Emergent Mind

Abstract

Tokenization is an understudied and often neglected component of modern LLMs. Most published works use a single tokenizer for all experiments, often borrowed from another model, without performing ablations or analysis to optimize tokenization. Moreover, the tokenizer is generally kept unchanged when fine-tuning a base model. In this paper, we show that the size, pre-tokenization regular expression, and training data of a tokenizer can significantly impact the model's generation speed, effective context size, memory usage, and downstream performance. We train specialized Byte-Pair Encoding code tokenizers, and conduct extensive ablations on the impact of tokenizer design on the performance of LLMs for code generation tasks such as HumanEval and MBPP, and provide recommendations for tokenizer hyper-parameters selection and switching the tokenizer in a pre-trained LLM. We perform our experiments on models trained from scratch and from pre-trained models, verifying their applicability to a wide range of use-cases. We find that when fine-tuning on more than 50 billion tokens, we can specialize the tokenizer of a pre-trained LLM to obtain large gains in generation speed and effective context size.

Different tokenizer training impacts code, English, multilingual data compression, with mixed training yielding the best results.

Overview

  • Tokenization is critical for language model performance, impacting speed, context size, and memory usage.

  • Characteristics of tokenizers, such as size and training data, influence model performance, especially in code generation.

  • Vocabulary size has limited effect on coding tasks, challenging the belief that larger vocabularies impede generalization.

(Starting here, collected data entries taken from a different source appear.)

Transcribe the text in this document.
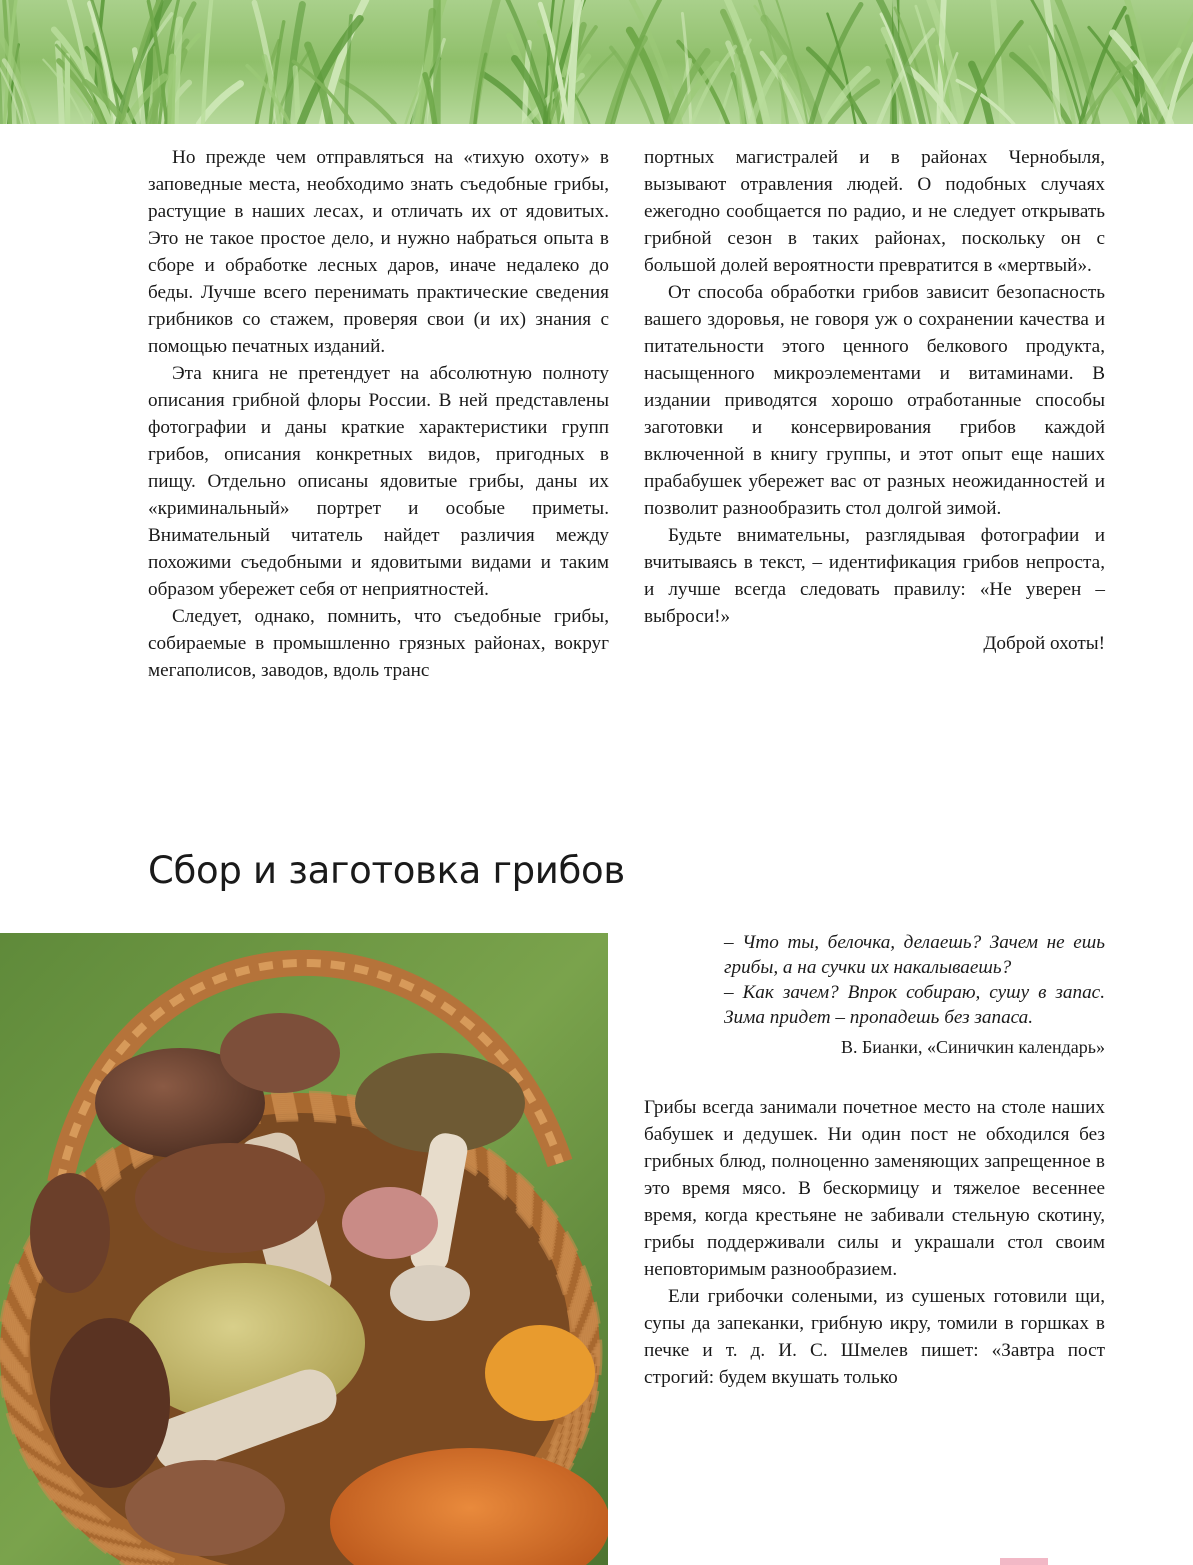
Но прежде чем отправляться на «тихую охоту» в заповедные места, необходимо знать съедобные грибы, растущие в наших лесах, и отличать их от ядовитых. Это не такое простое дело, и нужно набраться опыта в сборе и обработке лесных даров, иначе недалеко до беды. Лучше всего перенимать практические сведения грибников со стажем, проверяя свои (и их) знания с помощью печатных изданий.

Эта книга не претендует на абсолютную полноту описания грибной флоры России. В ней представлены фотографии и даны краткие характеристики групп грибов, описания конкретных видов, пригодных в пищу. Отдельно описаны ядовитые грибы, даны их «криминальный» портрет и особые приметы. Внимательный читатель найдет различия между похожими съедобными и ядовитыми видами и таким образом убережет себя от неприятностей.

Следует, однако, помнить, что съедобные грибы, собираемые в промышленно грязных районах, вокруг мегаполисов, заводов, вдоль транс

портных магистралей и в районах Чернобыля, вызывают отравления людей. О подобных случаях ежегодно сообщается по радио, и не следует открывать грибной сезон в таких районах, поскольку он с большой долей вероятности превратится в «мертвый».

От способа обработки грибов зависит безопасность вашего здоровья, не говоря уж о сохранении качества и питательности этого ценного белкового продукта, насыщенного микроэлементами и витаминами. В издании приводятся хорошо отработанные способы заготовки и консервирования грибов каждой включенной в книгу группы, и этот опыт еще наших прабабушек убережет вас от разных неожиданностей и позволит разнообразить стол долгой зимой.

Будьте внимательны, разглядывая фотографии и вчитываясь в текст, – идентификация грибов непроста, и лучше всегда следовать правилу: «Не уверен – выброси!»

Доброй охоты!

Сбор и заготовка грибов

– Что ты, белочка, делаешь? Зачем не ешь грибы, а на сучки их накалываешь?

– Как зачем? Впрок собираю, сушу в запас. Зима придет – пропадешь без запаса.

В. Бианки, «Синичкин календарь»

Грибы всегда занимали почетное место на столе наших бабушек и дедушек. Ни один пост не обходился без грибных блюд, полноценно заменяющих запрещенное в это время мясо. В бескормицу и тяжелое весеннее время, когда крестьяне не забивали стельную скотину, грибы поддерживали силы и украшали стол своим неповторимым разнообразием.

Ели грибочки солеными, из сушеных готовили щи, супы да запеканки, грибную икру, томили в горшках в печке и т. д. И. С. Шмелев пишет: «Завтра пост строгий: будем вкушать только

  • Methods for optimizing tokenizers include using in-domain data and regular expression pre-tokenization, exemplified by GPT-4's tokenizer.

Introduction

Tokenization, transforming text into tokens, is a critical yet often overlooked aspect of language model (LLM) development. The decision on how to tokenize a text holds considerable weight on the model's subsequent learning and generation capabilities, affecting aspects such as generation speed, effective context size, and memory usage. Despite its significance, the process is frequently not optimized or is left unchanged when fine-tuning a pre-trained model, which may not be ideal for specific domains or tasks.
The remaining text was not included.